Agnes Martin, 1912-2004
Untitled, 1995

Sol Lewitt

The museum has two corridors that are decorated by "wall drawings" of Sol Lewitt, one of my favorite artists. One corridor has these pairs of drawings on either side. These were designed for this particular space by the artist himself, but they were drawn by other "performers." I love the depth in these designs and the bold colors.

Sol Lewitt, 1928-2007
Wall Drawing #117
Sol Lewitt, 1928-2007
Wall Drawing #117
Sol Lewitt, 1928-2007
Isometric Forms, 2002
Another long hallway has windows along one side and a Lewitt "drawing" along the other. I failed to get identification for this one, but you can see how well it complements the space.

Sol Lewitt, 1928-2007

Bridget Riley

The museum had a special exhibit of works by English artist Bridget Riley, the pre-eminent practitioner of Op Art. This is the kind of work she was doing when she first came on the scene and blew everyone's mind. By the way, I confirmed the unlikely title of the first one.

Bridget Riley, 1931
White Discs 2, 1964
Bridget Riley, 1931
Descending, 1965
This is the kind of work she is doing in the 21st century. She continues to search for new ways to befuddle your vision.

Bridget Riley, 1931
 The lines on this one should be perfectly horizontal. My iPad photo has some distortion.

Bridget Riley, 1931
Orange Paired, 2013

The Sculpture Collection

The museum's sculpture collection includes some old standards and some surprising new forms.

Auguste Rodin is the grand old man of 19th century sculpture, and copies of this male nude may be seen in several museums.

Auguste Rodin, 1840-1917
The Age of Bronze, 1876

Louise Bourgeois was exceptionally long-lived and productive, and she worked with a wide variety of forms and materials. For several years she was pre-occupied with spider forms, and sculptures like this are frequently seen.

Louise Bourgeois, 1911-2010
Spider Couple, 2003

Minimalism in sculpture was represented by two American sculptors—Donald Judd and Carl André. Donald Judd dealt with box forms that are reminiscent of Mondrian's austere geometry.

Donald Judd, 1928-1994
Untitled, 1987

Carl André frequently worked with geometric arrangements of standard units of a certain material. André allows the viewer to appreciate the texture and mellow hue of the wood in the next work. A weir is a type of dam on a canal.

Carl André, 1935
Weir, 1983

Two contemporary sculptures were impressive but bewildering. A Belgian sculptor who calls himself Panamarenko dressed a mannequin in an imaginary gizmo for human-powered flight and the appropriate flight suit. The assemblage was suspended in such a way that the figure appeared to be landing in the foyer of the museum.

Panamarenko, b. 1940
Screw Propeller - Rucksack-with Aviator, 2005
Panamarenko, b. 1940
Screw Propeller - Rucksack-with Aviator, 2005

An American sculptor named Matthew Day Jackson, now 41 years of age, created one of the most extraordinary installations I have ever seen. It shows eight astronauts, carved from blocks of compressed wood and plastic, supporting a glass coffin containing a skeleton. The bearers may be carrying the coffin to its resting place, or they may be supporting it so that mourners can venerate the skeleton. The carving is stunningly intricate and varied and the the way it exposes the material is fascinating.

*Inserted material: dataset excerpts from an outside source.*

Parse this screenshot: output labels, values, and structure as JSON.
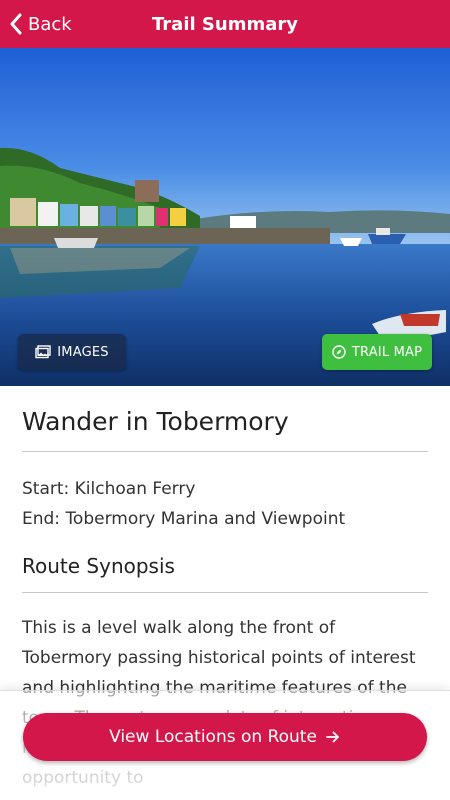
{
  "header": {
    "back_label": "Back",
    "title": "Trail Summary",
    "background": "#d4174a"
  },
  "hero": {
    "image": "harbour-photo",
    "images_button_label": "IMAGES",
    "trail_map_button_label": "TRAIL MAP",
    "trail_map_button_color": "#3fbf3f"
  },
  "trail": {
    "name": "Wander in Tobermory",
    "start": "Start: Kilchoan Ferry",
    "end": "End: Tobermory Marina and Viewpoint"
  },
  "synopsis": {
    "heading": "Route Synopsis",
    "text": "This is a level walk along the front of Tobermory passing historical points of interest and highlighting the maritime features of the town. The route passes lots of interesting independent shops providing you an opportunity to"
  },
  "cta": {
    "label": "View Locations on Route",
    "icon": "arrow-right-icon",
    "color": "#d4174a"
  }
}
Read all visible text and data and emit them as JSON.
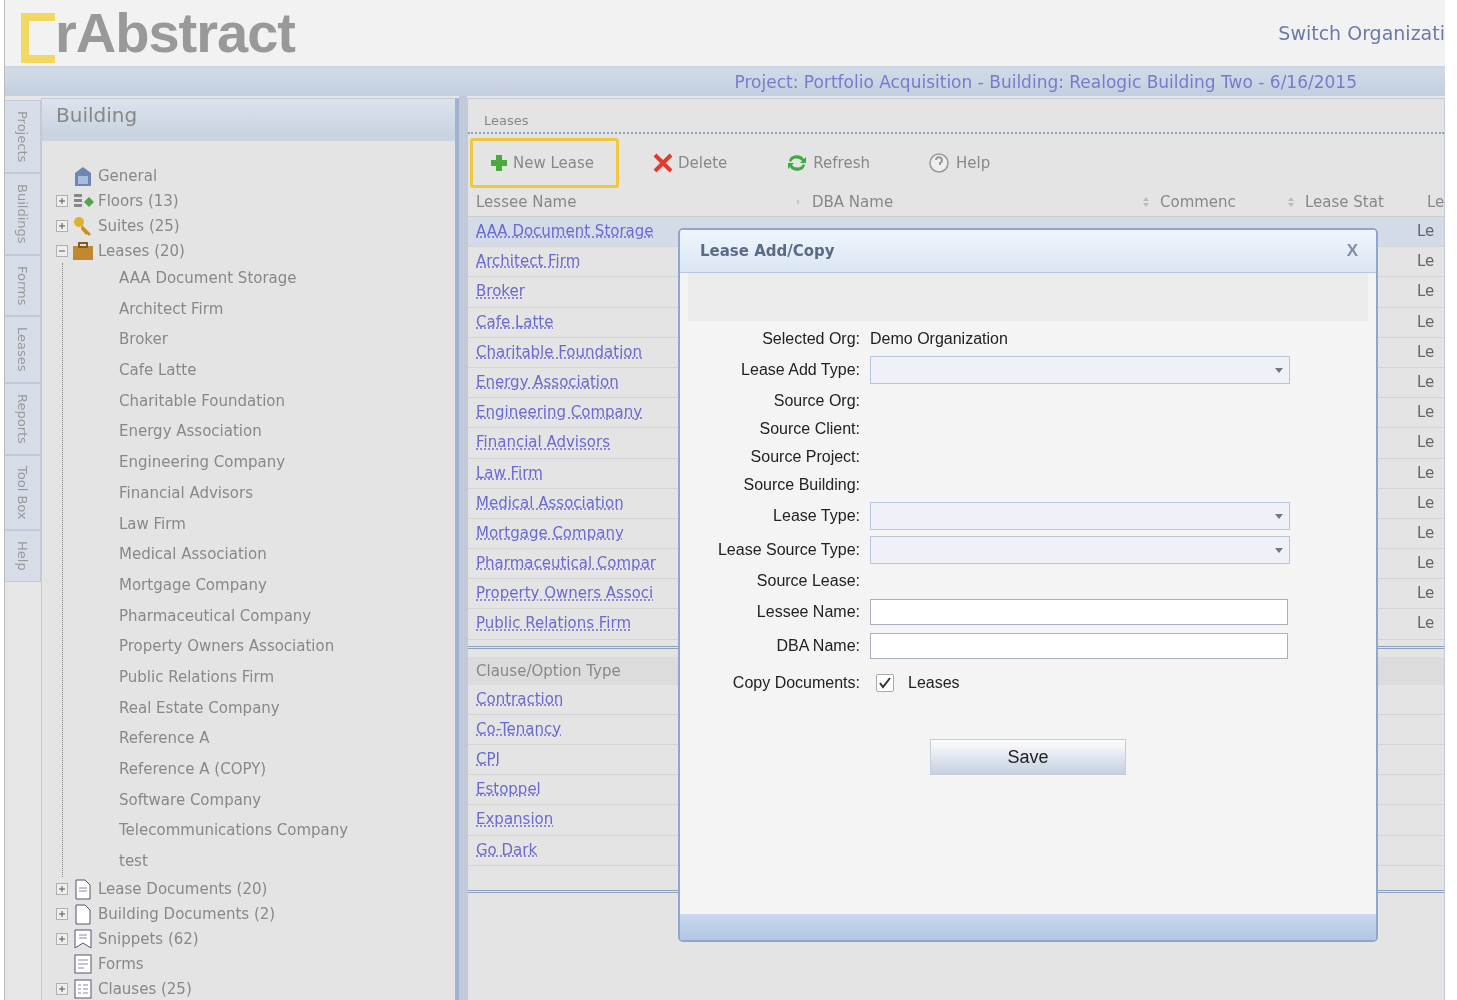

Matthew Day Jackson, b. 1974
The Tomb, 2010

Matthew Day Jackson, b. 1974
The Tomb, 2010

I made a quick dash through the Fashion department. It's interesting to recall that Mondrian was once so popular that his paintings inspired dress designs.

This display shows Asian influence on fashion.

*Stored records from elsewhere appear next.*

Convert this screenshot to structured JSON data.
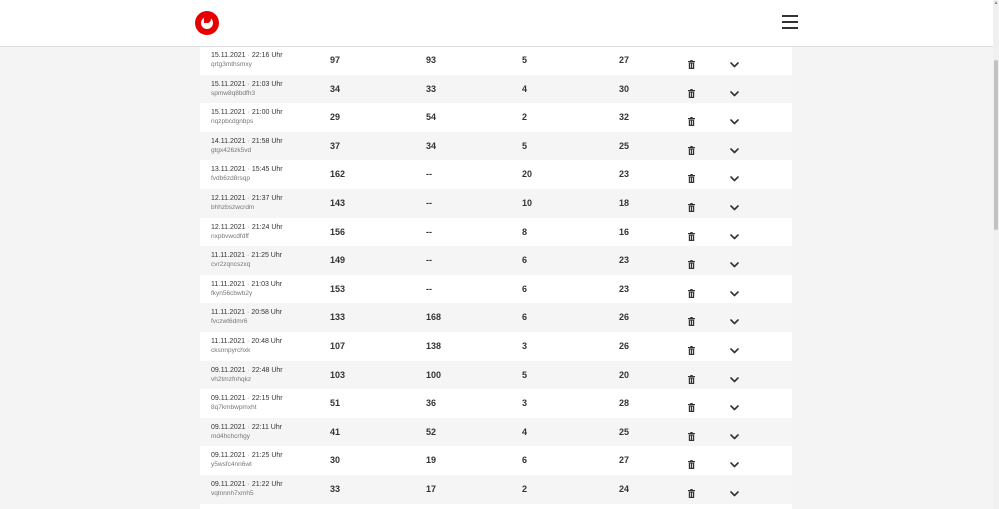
{
  "header": {
    "logo": "vodafone-logo",
    "menu_icon": "hamburger-icon"
  },
  "rows": [
    {
      "date": "15.11.2021",
      "time": "22:16 Uhr",
      "id": "qrtg3mthsmxy",
      "v1": "97",
      "v2": "93",
      "v3": "5",
      "v4": "27"
    },
    {
      "date": "15.11.2021",
      "time": "21:03 Uhr",
      "id": "spmw8q8bdfh3",
      "v1": "34",
      "v2": "33",
      "v3": "4",
      "v4": "30"
    },
    {
      "date": "15.11.2021",
      "time": "21:00 Uhr",
      "id": "nqzpbcdgnbps",
      "v1": "29",
      "v2": "54",
      "v3": "2",
      "v4": "32"
    },
    {
      "date": "14.11.2021",
      "time": "21:58 Uhr",
      "id": "gtgx426zk5vd",
      "v1": "37",
      "v2": "34",
      "v3": "5",
      "v4": "25"
    },
    {
      "date": "13.11.2021",
      "time": "15:45 Uhr",
      "id": "fvdb6zd8rsqp",
      "v1": "162",
      "v2": "--",
      "v3": "20",
      "v4": "23"
    },
    {
      "date": "12.11.2021",
      "time": "21:37 Uhr",
      "id": "bhhzbszwcrdm",
      "v1": "143",
      "v2": "--",
      "v3": "10",
      "v4": "18"
    },
    {
      "date": "12.11.2021",
      "time": "21:24 Uhr",
      "id": "nxpbvwcdfdff",
      "v1": "156",
      "v2": "--",
      "v3": "8",
      "v4": "16"
    },
    {
      "date": "11.11.2021",
      "time": "21:25 Uhr",
      "id": "cvr2zqncszxq",
      "v1": "149",
      "v2": "--",
      "v3": "6",
      "v4": "23"
    },
    {
      "date": "11.11.2021",
      "time": "21:03 Uhr",
      "id": "fkyn56cbwb2y",
      "v1": "153",
      "v2": "--",
      "v3": "6",
      "v4": "23"
    },
    {
      "date": "11.11.2021",
      "time": "20:58 Uhr",
      "id": "fvczwt6dmr6",
      "v1": "133",
      "v2": "168",
      "v3": "6",
      "v4": "26"
    },
    {
      "date": "11.11.2021",
      "time": "20:48 Uhr",
      "id": "cksnnpyrchxk",
      "v1": "107",
      "v2": "138",
      "v3": "3",
      "v4": "26"
    },
    {
      "date": "09.11.2021",
      "time": "22:48 Uhr",
      "id": "vh2tmzfnhqkz",
      "v1": "103",
      "v2": "100",
      "v3": "5",
      "v4": "20"
    },
    {
      "date": "09.11.2021",
      "time": "22:15 Uhr",
      "id": "8q7kmbwpmxht",
      "v1": "51",
      "v2": "36",
      "v3": "3",
      "v4": "28"
    },
    {
      "date": "09.11.2021",
      "time": "22:11 Uhr",
      "id": "md4hchcrhgy",
      "v1": "41",
      "v2": "52",
      "v3": "4",
      "v4": "25"
    },
    {
      "date": "09.11.2021",
      "time": "21:25 Uhr",
      "id": "y5wsfc4nn6wt",
      "v1": "30",
      "v2": "19",
      "v3": "6",
      "v4": "27"
    },
    {
      "date": "09.11.2021",
      "time": "21:22 Uhr",
      "id": "vqtnnnh7xmh5",
      "v1": "33",
      "v2": "17",
      "v3": "2",
      "v4": "24"
    }
  ],
  "row_separator": "·",
  "colors": {
    "brand": "#e60000",
    "text": "#333333",
    "muted": "#777777"
  }
}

I noticed this one because I have a friend who is into dragonflies, but I really like the design.


The Gemeentemuseum is an important venue for art of the modern era, and just about the only place in the country where you can see modern art from the Netherlands.

It took intense concentration to cover all this art. We worked separately. I paused a couple times for snacks in their pleasant cafeteria.

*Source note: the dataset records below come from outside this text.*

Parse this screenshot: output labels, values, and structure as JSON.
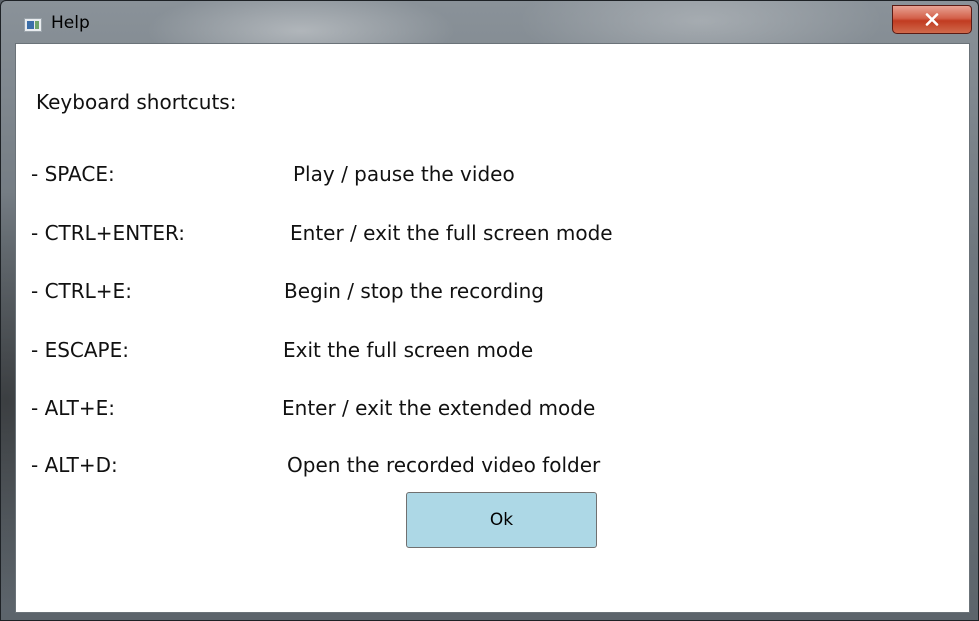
{
  "window": {
    "title": "Help",
    "close_label": "x"
  },
  "content": {
    "heading": "Keyboard shortcuts:",
    "shortcuts": [
      {
        "key": "- SPACE:",
        "description": "Play / pause the video"
      },
      {
        "key": "- CTRL+ENTER:",
        "description": "Enter / exit the full screen mode"
      },
      {
        "key": "- CTRL+E:",
        "description": "Begin / stop the recording"
      },
      {
        "key": "- ESCAPE:",
        "description": "Exit the full screen mode"
      },
      {
        "key": "- ALT+E:",
        "description": "Enter / exit the extended mode"
      },
      {
        "key": "- ALT+D:",
        "description": "Open the recorded video folder"
      }
    ],
    "ok_label": "Ok"
  },
  "colors": {
    "ok_button_bg": "#add8e6",
    "close_button": "#c13b21",
    "client_bg": "#ffffff"
  },
  "icons": {
    "window_icon": "app-window-icon",
    "close_icon": "close-icon"
  }
}
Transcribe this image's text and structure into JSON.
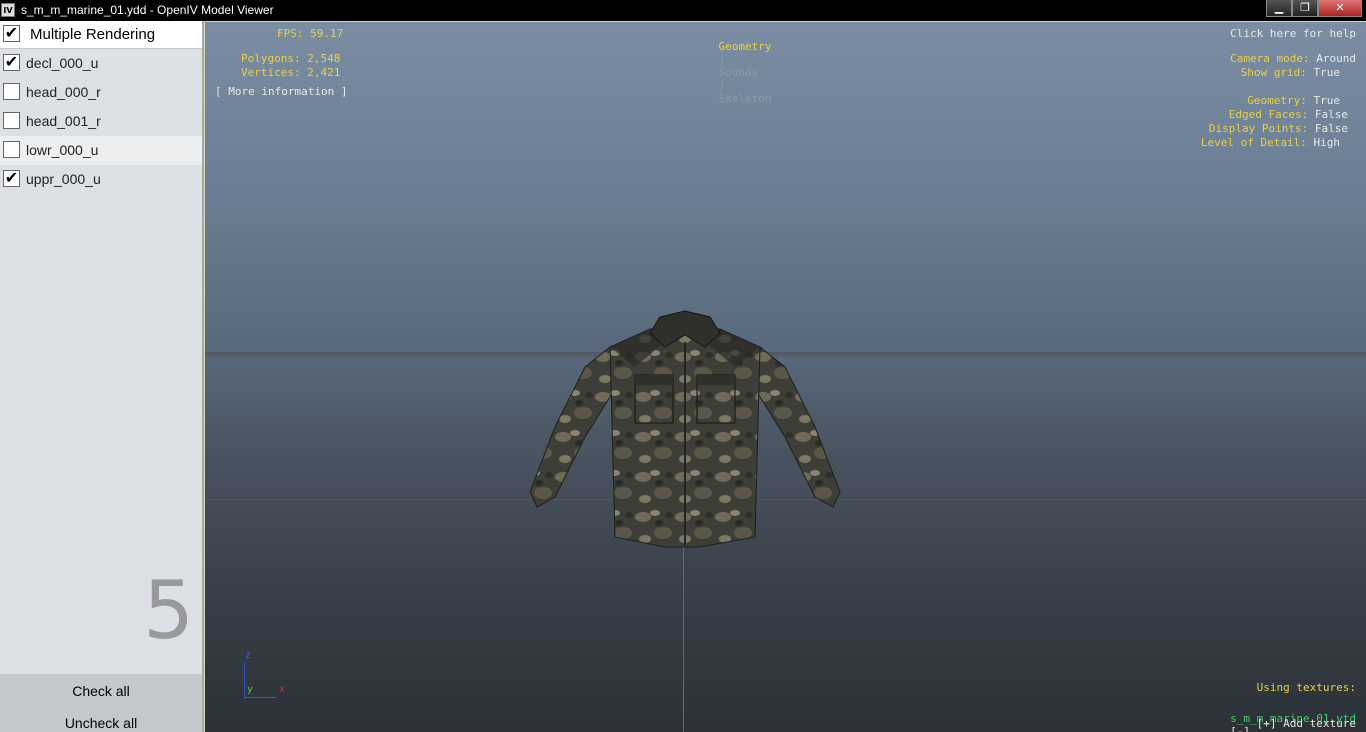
{
  "window": {
    "icon_text": "IV",
    "title": "s_m_m_marine_01.ydd - OpenIV Model Viewer",
    "minimize": "▁",
    "maximize": "❐",
    "close": "✕"
  },
  "left_panel": {
    "header": {
      "label": "Multiple Rendering",
      "checked": "✔"
    },
    "items": [
      {
        "label": "decl_000_u",
        "check": "✔"
      },
      {
        "label": "head_000_r",
        "check": ""
      },
      {
        "label": "head_001_r",
        "check": ""
      },
      {
        "label": "lowr_000_u",
        "check": ""
      },
      {
        "label": "uppr_000_u",
        "check": "✔"
      }
    ],
    "count": "5",
    "check_all": "Check all",
    "uncheck_all": "Uncheck all"
  },
  "viewport": {
    "fps": "FPS: 59.17",
    "polygons": "Polygons: 2,548",
    "vertices": "Vertices: 2,421",
    "more_info": "[ More information ]",
    "tabs": {
      "geometry": "Geometry",
      "sep1": "|",
      "sounds": "Sounds",
      "sep2": "|",
      "skeleton": "Skeleton"
    },
    "help": "Click here for help",
    "camera_mode_label": "Camera mode:",
    "camera_mode_value": "Around",
    "show_grid_label": "Show grid:",
    "show_grid_value": "True",
    "geometry_label": "Geometry:",
    "geometry_value": "True",
    "edged_faces_label": "Edged Faces:",
    "edged_faces_value": "False",
    "display_points_label": "Display Points:",
    "display_points_value": "False",
    "lod_label": "Level of Detail:",
    "lod_value": "High",
    "axis": {
      "z": "z",
      "y": "y",
      "x": "x"
    },
    "using_textures": "Using textures:",
    "texture_file": "s_m_m_marine_01.ytd",
    "remove": "[-]",
    "add_texture": "[+] Add texture"
  },
  "colors": {
    "hud_yellow": "#e6d14a",
    "hud_green": "#3fd26b",
    "sky_top": "#7a8da3",
    "ground_bottom": "#2c3138"
  }
}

It seems hard to believe, but after we left the museum, Captain Dan persuaded me that we should take advantage of the late sunset to see the Hague's famous beach, called Scheveningen. The tram system is quite extensive, so we found a nearby stop where we could get a tram straight there. However, the beach scene is such a different subject that I'll put my photos in a separate post.